Papa Leone XIV ha pubblicato il suo messaggio per la 112ª Giornata Mondiale del Migrante e del Rifugiato, che si terrà il prossimo 27 settembre 2026. Con lo slogan “Anche solo uno di questi piccoli”, il Pontefice lancia un appello affinché si presti particolare attenzione ai minori coinvolti nei flussi migratori, definendoli “i più vulnerabili all’interno dei flussi migratori mondiali».
Nel documento, datato 11 agosto 2026, il Papa denuncia che milioni di bambini e adolescenti sono costretti ad abbandonare le proprie terre a causa di guerre, povertà, violenza e disastri ambientali. Leone XIV mette in guardia dalle molteplici tragedie che questi minori devono affrontare, tra cui la separazione dalle loro famiglie, “le morti lungo i percorsi migratori, la tratta di esseri umani, il reclutamento nei conflitti armati”, la violenza sessuale e i matrimoni forzati. Di fronte a questo scenario, avverte che i minori migranti rischiano facilmente di essere “relegati nell’invisibilità, in assenza di adulti che li proteggano”.
La dignità dei minori
Ricordando il messaggio di Papa Francesco del 2017, Leone XIV ribadisce che questi bambini si trovano indifesi perché sono “minori, stranieri e indifesi». Tuttavia, spicca anche la luce della solidarietà offerta da famiglie, educatori, volontari e comunità che non distolgono lo sguardo e “si dedicano a curare le ferite invisibili di questi piccoli».
Ispirandosi al Vangelo, il leader religioso invita la società a superare l’indifferenza e a non ridurre gli esseri umani a semplici dati statistici. Sottolinea che ogni bambino possiede una dignità infinita e che accogliere un minore migrante costituisce un atto di umanità e di fede.
Il messaggio si conclude con un forte appello alla responsabilità collettiva articolato su diversi livelli: a livello personale ed ecclesiale, chiede alle comunità cristiane di fare dell’ospitalità “una pratica pastorale costante” e di integrare i rifugiati e gli immigrati, prevenendone la solitudine e l’emarginazione.

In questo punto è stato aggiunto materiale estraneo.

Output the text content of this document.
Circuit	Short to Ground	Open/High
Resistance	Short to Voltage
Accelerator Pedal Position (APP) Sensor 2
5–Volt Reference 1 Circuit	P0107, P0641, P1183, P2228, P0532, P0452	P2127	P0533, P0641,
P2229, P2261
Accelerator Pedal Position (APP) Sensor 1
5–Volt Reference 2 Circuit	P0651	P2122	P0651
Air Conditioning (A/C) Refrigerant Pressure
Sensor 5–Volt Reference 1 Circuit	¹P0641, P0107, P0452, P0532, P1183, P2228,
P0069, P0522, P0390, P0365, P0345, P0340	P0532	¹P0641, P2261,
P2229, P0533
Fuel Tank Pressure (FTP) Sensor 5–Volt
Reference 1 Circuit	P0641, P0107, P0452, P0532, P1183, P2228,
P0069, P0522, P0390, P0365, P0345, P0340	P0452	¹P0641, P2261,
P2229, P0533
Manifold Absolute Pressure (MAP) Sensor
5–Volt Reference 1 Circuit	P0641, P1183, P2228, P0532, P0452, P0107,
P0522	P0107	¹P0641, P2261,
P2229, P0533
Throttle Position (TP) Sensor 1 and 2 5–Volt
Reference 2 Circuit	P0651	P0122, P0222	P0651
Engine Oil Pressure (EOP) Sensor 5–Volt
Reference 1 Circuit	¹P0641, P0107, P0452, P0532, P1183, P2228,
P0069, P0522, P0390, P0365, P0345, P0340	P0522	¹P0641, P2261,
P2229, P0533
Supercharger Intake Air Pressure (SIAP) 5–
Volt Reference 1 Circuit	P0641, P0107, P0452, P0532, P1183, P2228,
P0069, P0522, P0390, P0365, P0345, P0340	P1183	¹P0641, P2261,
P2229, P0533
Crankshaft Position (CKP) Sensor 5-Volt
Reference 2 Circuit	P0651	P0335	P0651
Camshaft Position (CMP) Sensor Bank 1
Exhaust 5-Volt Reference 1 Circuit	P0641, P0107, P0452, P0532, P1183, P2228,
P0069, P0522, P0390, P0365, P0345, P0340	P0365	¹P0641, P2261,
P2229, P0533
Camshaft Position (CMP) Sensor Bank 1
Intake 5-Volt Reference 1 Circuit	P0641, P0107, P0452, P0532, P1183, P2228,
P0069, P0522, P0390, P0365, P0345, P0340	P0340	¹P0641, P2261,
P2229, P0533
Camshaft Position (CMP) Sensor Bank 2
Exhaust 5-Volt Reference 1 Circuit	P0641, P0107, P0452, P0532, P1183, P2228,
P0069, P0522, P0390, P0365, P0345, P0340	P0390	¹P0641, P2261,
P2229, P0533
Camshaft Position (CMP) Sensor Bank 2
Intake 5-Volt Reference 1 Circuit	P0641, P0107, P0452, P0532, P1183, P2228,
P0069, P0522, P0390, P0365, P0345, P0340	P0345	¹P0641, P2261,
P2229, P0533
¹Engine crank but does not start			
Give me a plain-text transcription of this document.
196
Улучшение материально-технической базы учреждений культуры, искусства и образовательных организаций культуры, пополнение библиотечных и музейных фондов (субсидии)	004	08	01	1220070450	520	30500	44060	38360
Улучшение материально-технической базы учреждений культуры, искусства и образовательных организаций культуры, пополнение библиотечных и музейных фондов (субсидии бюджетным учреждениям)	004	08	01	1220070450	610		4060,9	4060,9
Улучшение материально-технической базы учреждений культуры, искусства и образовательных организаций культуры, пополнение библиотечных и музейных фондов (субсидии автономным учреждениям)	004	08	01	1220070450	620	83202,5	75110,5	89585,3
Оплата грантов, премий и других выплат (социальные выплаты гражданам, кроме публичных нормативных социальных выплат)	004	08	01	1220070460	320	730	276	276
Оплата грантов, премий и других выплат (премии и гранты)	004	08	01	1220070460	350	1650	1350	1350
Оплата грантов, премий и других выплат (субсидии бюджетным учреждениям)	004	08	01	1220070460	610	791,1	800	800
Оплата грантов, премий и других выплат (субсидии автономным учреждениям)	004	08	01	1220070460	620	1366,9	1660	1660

Nel dialogo interreligioso, incoraggia le diverse confessioni a collaborare alla creazione di reti di protezione per evitare il “rischio di radicalizzazione da parte di gruppi estremisti”. E esorta le istituzioni civili a riaffermare “l’interesse superiore del minore” e ad adottare strumenti giuridici efficaci di protezione, “promuovendo il ricongiungimento familiare».
Tutela dei diritti umani
Su quest’ultimo punto, Papa Leone XIV cita il suo recente discorso al Parlamento spagnolo a Madrid, pronunciato l“8 giugno 2026, per chiedere che si cambi l’orientamento del dibattito: ”dalla semplice gestione dei flussi migratori“ alla tutela dei diritti umani attraverso una ”risposta coordinata, solidale ed efficace».
Infine, il Pontefice sottolinea la necessità di intervenire nei paesi di origine per eliminare le cause della fuga e affida i minori migranti alla protezione materna della Vergine Maria.